Cream Cheese Cranberry Loaf
Makes: 12 servings
WW Points: Approx. 4-5 points per slice (depends on your plan)

Ingredients:

  • 1 1/4 cups all-purpose flour (can substitute with whole wheat for extra fiber)
  • 1 tsp baking powder
  • 1/2 tsp baking soda
  • 1/4 tsp salt
  • 1/2 cup low-fat cream cheese (Neufchâtel cheese works well)
  • 1/4 cup unsweetened applesauce (to replace some of the fat)
  • 1/4 cup granulated sugar (can use a sugar substitute like Stevia to reduce points)
  • 2 large eggs
  • 1/2 tsp vanilla extract
  • 1/4 cup skim milk (or unsweetened almond milk)
  • 1/2 cup fresh or dried cranberries (chopped)
  • Zest of 1 orange (optional, but adds great flavor)

Directions:

  1. Preheat oven to 350°F (175°C). Grease a 9×5-inch loaf pan or line with parchment paper.
  2. In a medium bowl, whisk together flour, baking powder, baking soda, and salt. Set aside.
  3. In another bowl, beat together the low-fat cream cheese, applesauce, and sugar (or sugar substitute) until smooth.
  4. Add eggs one at a time, beating after each addition. Then, mix in vanilla extract and orange zest.
  5. Gradually add dry ingredients to the wet ingredients, alternating with the milk. Stir until just combined.
  6. Fold in cranberries gently.
  7. Pour batter into the prepared loaf pan and smooth the top with a spatula.
  8. Bake for 45-50 minutes or until a toothpick inserted into the center comes out clean.
  9. Cool in the pan for 10 minutes before transferring to a wire rack to cool completely.

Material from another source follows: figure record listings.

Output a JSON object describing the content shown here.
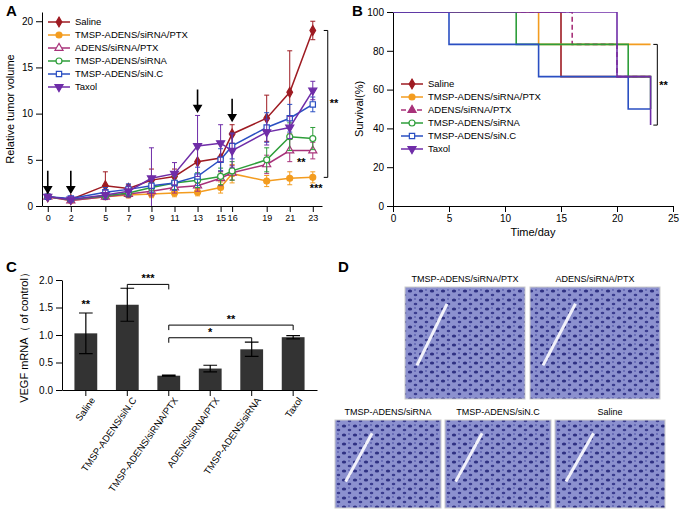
{
  "chart_data": [
    {
      "panel": "A",
      "type": "line",
      "ylabel": "Relative tumor volume",
      "x": [
        0,
        2,
        5,
        7,
        9,
        11,
        13,
        15,
        16,
        19,
        21,
        23
      ],
      "xlim": [
        -0.5,
        23.8
      ],
      "xticks": [
        0,
        2,
        5,
        7,
        9,
        11,
        13,
        15,
        16,
        19,
        21,
        23
      ],
      "ylim": [
        0,
        21
      ],
      "yticks": [
        0,
        5,
        10,
        15,
        20
      ],
      "legend": "upper left",
      "arrows": [
        0,
        2,
        13,
        16
      ],
      "annotations": [
        {
          "text": "**",
          "x": 24.3,
          "y": 11,
          "span": [
            19,
            3.1
          ]
        },
        {
          "text": "**",
          "x": 22,
          "y": 4.3
        },
        {
          "text": "***",
          "x": 23.3,
          "y": 1.5
        }
      ],
      "series": [
        {
          "name": "Saline",
          "color": "#9e1b22",
          "marker": "diamond",
          "line_style": "solid",
          "values": [
            1,
            0.7,
            2.2,
            1.9,
            2.8,
            3.2,
            4.8,
            5.2,
            7.8,
            9.5,
            12.3,
            19.0
          ],
          "errors": [
            0,
            0.3,
            1.5,
            0.4,
            1.2,
            0.8,
            1.5,
            1.5,
            1.0,
            2.5,
            4.5,
            1.0
          ]
        },
        {
          "name": "TMSP-ADENS/siRNA/PTX",
          "color": "#f39c1f",
          "marker": "circle",
          "line_style": "solid",
          "values": [
            1,
            0.6,
            1.0,
            1.2,
            1.3,
            1.4,
            1.5,
            2.0,
            3.5,
            2.7,
            3.0,
            3.1
          ],
          "errors": [
            0,
            0.2,
            0.3,
            0.3,
            0.4,
            0.4,
            0.4,
            0.6,
            1.0,
            0.6,
            0.7,
            0.6
          ]
        },
        {
          "name": "ADENS/siRNA/PTX",
          "color": "#a8327a",
          "marker": "open-triangle",
          "line_style": "solid",
          "values": [
            1,
            0.6,
            1.0,
            1.3,
            1.6,
            2.0,
            2.2,
            3.0,
            3.6,
            4.5,
            6.0,
            6.0
          ],
          "errors": [
            0,
            0.2,
            0.3,
            0.4,
            0.5,
            0.6,
            0.6,
            0.8,
            0.8,
            1.0,
            1.2,
            0.9
          ]
        },
        {
          "name": "TMSP-ADENS/siRNA",
          "color": "#2e9e3a",
          "marker": "open-circle",
          "line_style": "solid",
          "values": [
            1,
            0.7,
            1.1,
            1.4,
            2.0,
            2.5,
            2.8,
            3.2,
            3.8,
            5.0,
            7.5,
            7.3
          ],
          "errors": [
            0,
            0.2,
            0.3,
            0.4,
            0.5,
            0.7,
            0.8,
            0.9,
            1.0,
            1.3,
            1.5,
            1.2
          ]
        },
        {
          "name": "TMSP-ADENS/siN.C",
          "color": "#2a4fc2",
          "marker": "open-square",
          "line_style": "solid",
          "values": [
            1,
            0.8,
            1.5,
            1.8,
            2.2,
            2.5,
            3.2,
            5.0,
            6.5,
            8.5,
            9.5,
            11.0
          ],
          "errors": [
            0,
            0.2,
            0.5,
            0.6,
            0.7,
            0.8,
            1.0,
            1.2,
            1.4,
            1.6,
            1.5,
            0.8
          ]
        },
        {
          "name": "Taxol",
          "color": "#6f2da8",
          "marker": "triangle-down",
          "line_style": "solid",
          "values": [
            1,
            0.7,
            1.2,
            1.6,
            3.0,
            3.5,
            6.5,
            6.8,
            6.0,
            8.0,
            8.5,
            12.5
          ],
          "errors": [
            0,
            0.3,
            0.5,
            0.6,
            3.3,
            1.2,
            3.3,
            2.0,
            1.8,
            1.4,
            1.2,
            1.0
          ]
        }
      ]
    },
    {
      "panel": "B",
      "type": "step",
      "xlabel": "Time/day",
      "ylabel": "Survival(%)",
      "xlim": [
        0,
        25
      ],
      "xticks": [
        0,
        5,
        10,
        15,
        20,
        25
      ],
      "ylim": [
        0,
        100
      ],
      "yticks": [
        0,
        20,
        40,
        60,
        80,
        100
      ],
      "legend": "center left",
      "annotations": [
        {
          "text": "**",
          "x": 23.6,
          "y": 62,
          "span": [
            83.3,
            41.7
          ]
        }
      ],
      "series": [
        {
          "name": "Saline",
          "color": "#9e1b22",
          "marker": "diamond",
          "line_style": "solid",
          "x": [
            0,
            15,
            23
          ],
          "values": [
            100,
            66.7,
            66.7
          ]
        },
        {
          "name": "TMSP-ADENS/siRNA/PTX",
          "color": "#f39c1f",
          "marker": "circle",
          "line_style": "solid",
          "x": [
            0,
            13,
            23
          ],
          "values": [
            100,
            83.3,
            83.3
          ]
        },
        {
          "name": "ADENS/siRNA/PTX",
          "color": "#a8327a",
          "marker": "triangle",
          "line_style": "dashed",
          "x": [
            0,
            16,
            20,
            23
          ],
          "values": [
            100,
            83.3,
            66.7,
            66.7
          ]
        },
        {
          "name": "TMSP-ADENS/siRNA",
          "color": "#2e9e3a",
          "marker": "open-circle",
          "line_style": "solid",
          "x": [
            0,
            11,
            21,
            23
          ],
          "values": [
            100,
            83.3,
            66.7,
            50
          ]
        },
        {
          "name": "TMSP-ADENS/siN.C",
          "color": "#2a4fc2",
          "marker": "open-square",
          "line_style": "solid",
          "x": [
            0,
            5,
            13,
            21,
            23
          ],
          "values": [
            100,
            83.3,
            66.7,
            50,
            50
          ]
        },
        {
          "name": "Taxol",
          "color": "#6f2da8",
          "marker": "triangle-down",
          "line_style": "solid",
          "x": [
            0,
            20,
            23
          ],
          "values": [
            100,
            66.7,
            41.7
          ]
        }
      ]
    },
    {
      "panel": "C",
      "type": "bar",
      "ylabel": "VEGF mRNA（ of control）",
      "categories": [
        "Saline",
        "TMSP-ADENS/siN.C",
        "TMSP-ADENS/siRNA/PTX",
        "ADENS/siRNA/PTX",
        "TMSP-ADENS/siRNA",
        "Taxol"
      ],
      "values": [
        1.03,
        1.55,
        0.26,
        0.39,
        0.74,
        0.96
      ],
      "errors": [
        0.37,
        0.3,
        0.01,
        0.06,
        0.13,
        0.03
      ],
      "color": "#333333",
      "ylim": [
        0,
        2.0
      ],
      "yticks": [
        {
          "value": 0,
          "label": "0.0"
        },
        {
          "value": 0.5,
          "label": "0.5"
        },
        {
          "value": 1.0,
          "label": "1.0"
        },
        {
          "value": 1.5,
          "label": "1.5"
        },
        {
          "value": 2.0,
          "label": "2.0"
        }
      ],
      "annotations": [
        {
          "text": "**",
          "from": 0,
          "to": 0,
          "y": 1.45
        },
        {
          "text": "***",
          "from": 1,
          "to": 2,
          "y": 1.92
        },
        {
          "text": "*",
          "from": 2,
          "to": 4,
          "y": 0.95
        },
        {
          "text": "**",
          "from": 2,
          "to": 5,
          "y": 1.18
        }
      ]
    },
    {
      "panel": "D",
      "type": "image",
      "labels": [
        "TMSP-ADENS/siRNA/PTX",
        "ADENS/siRNA/PTX",
        "TMSP-ADENS/siRNA",
        "TMSP-ADENS/siN.C",
        "Saline"
      ]
    }
  ]
}
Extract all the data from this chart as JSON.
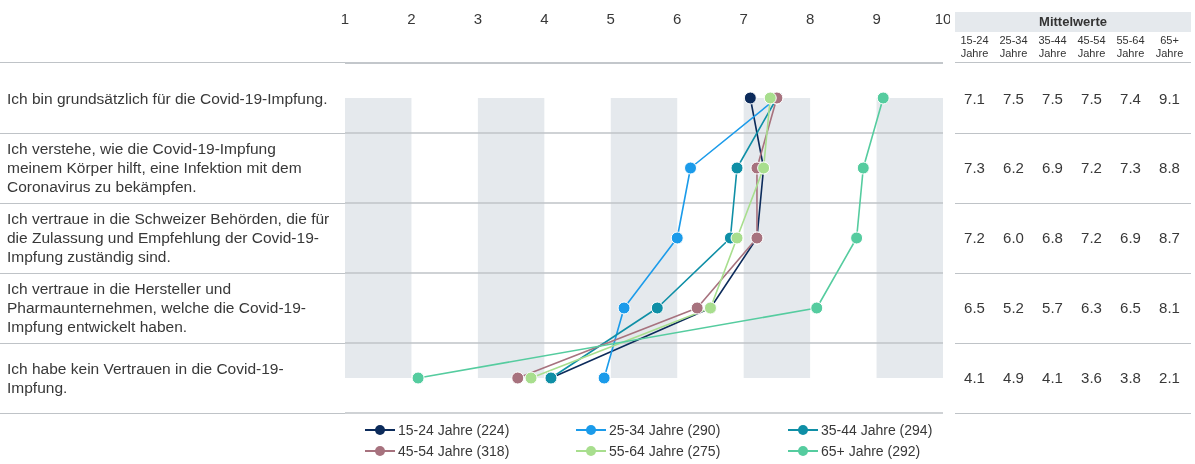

Nutritional Information (per slice):

  • Calories: 120-130
  • Protein: 4g
  • Carbs: 22g
  • Fat: 3g (lower fat content due to low-fat cream cheese)
  • Fiber: 2g (if using whole wheat flour)
  • Sugar: 8g

Tips & Benefits:

  • Lower Points: You can reduce points further by using sugar substitutes (like Stevia) and low-fat ingredients like fat-free cream cheese or Greek yogurt in place of some cream cheese.
  • Fiber Boost: Adding whole wheat flour increases fiber, which helps with digestion and can make the loaf more filling.
  • Cranberries: These are rich in antioxidants, and fresh cranberries have less sugar compared to dried ones.
  • Moisture: The unsweetened applesauce keeps the loaf moist without adding extra fat, making this recipe lighter.
  • Protein Boost: Use a small amount of vanilla protein powder in the batter to increase the protein content without changing the flavor significantly.
  • Freeze-Friendly: This loaf freezes well, making it a great make-ahead option for quick snacks.

This version is a balanced, lower-point treat that keeps the classic flavors intact while making it more Weight Watchers-friendly!